103 Liz February 22, 2012 at 7:16 am

I’m a liberal feminist, and I’ve never had any STIs/STDs (and I get checked for them regularly), nor do I wish it on anyone else to get herpes or any other STI/STD. I don’t have unprotected sex (outside a long-term relationship) and strongly advise anyone else against doing so. Sexual health centers even recommend condoms or dental dams for oral sex, depending on how casual the encounter is.

Whilst I certainly don’t condone what this individual was saying, I really don’t think it’s fair to say that “feminists” as a group want people to get herpes.

I’m also a survivor of rape and multiple sexual traumas. I’ve never pressed charges and my reasons are: firstly, I don’t think I can prove it beyond reasonable doubt and don’t want my word pitted against the words of others. I don’t want to risk being thought of as a false accuser, after having identified names of perpetrators without proof. Also, I just think the whole thing would be a humiliating ordeal that I’d rather not be subjected to and re-traumatized all over again.
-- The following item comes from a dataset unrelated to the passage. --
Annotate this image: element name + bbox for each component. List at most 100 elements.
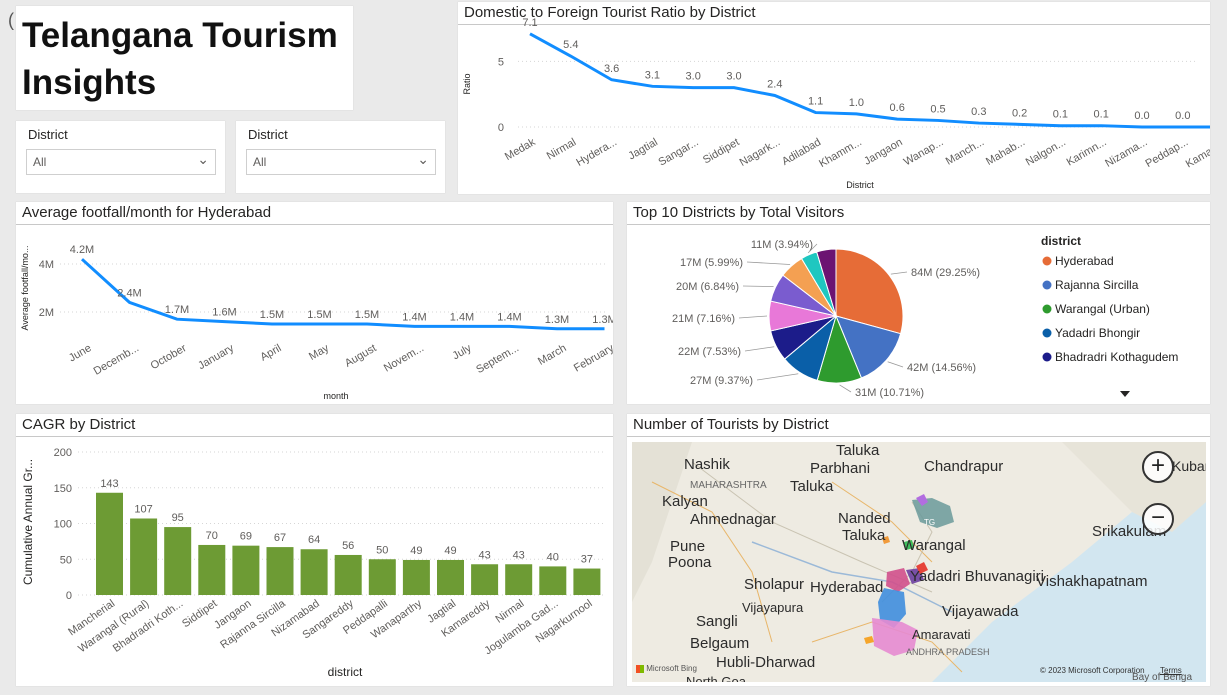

The fact that I haven’t pressed charges for my own experiences probably contributes to my feeling a need to participate in activism to address sexual violence and other problems in society more generally.

My take on the following exchange:

Moe: I guess third guy, I ever had sex with, date raped me, and I got very mad at him, but I wasn’t gonna fucking like turn him in to the police and fucking go through shit.

Lizz interrupts: Why not, you see that’s the problem, why not, I am just curious?

Moe: Because it was a load of trouble and I had better things to do, like drinking more.

…….I wonder if she was drinking (and possibly, having casual sex) as an avoidance response to traumatic feelings.

104 Dionesia March 26, 2012 at 9:19 pm

We may have different views about the illness but the whole point of internalizing if it’s true and reliable is all up to the reader. They are the one who can best figure it out if the said though is more likely good to have or not at all.

105 Rainieha April 18, 2012 at 10:48 pm

Maybe its there way of advertising or some kind of method to catch the attention of the readers or to get some other opinions which react to their topic.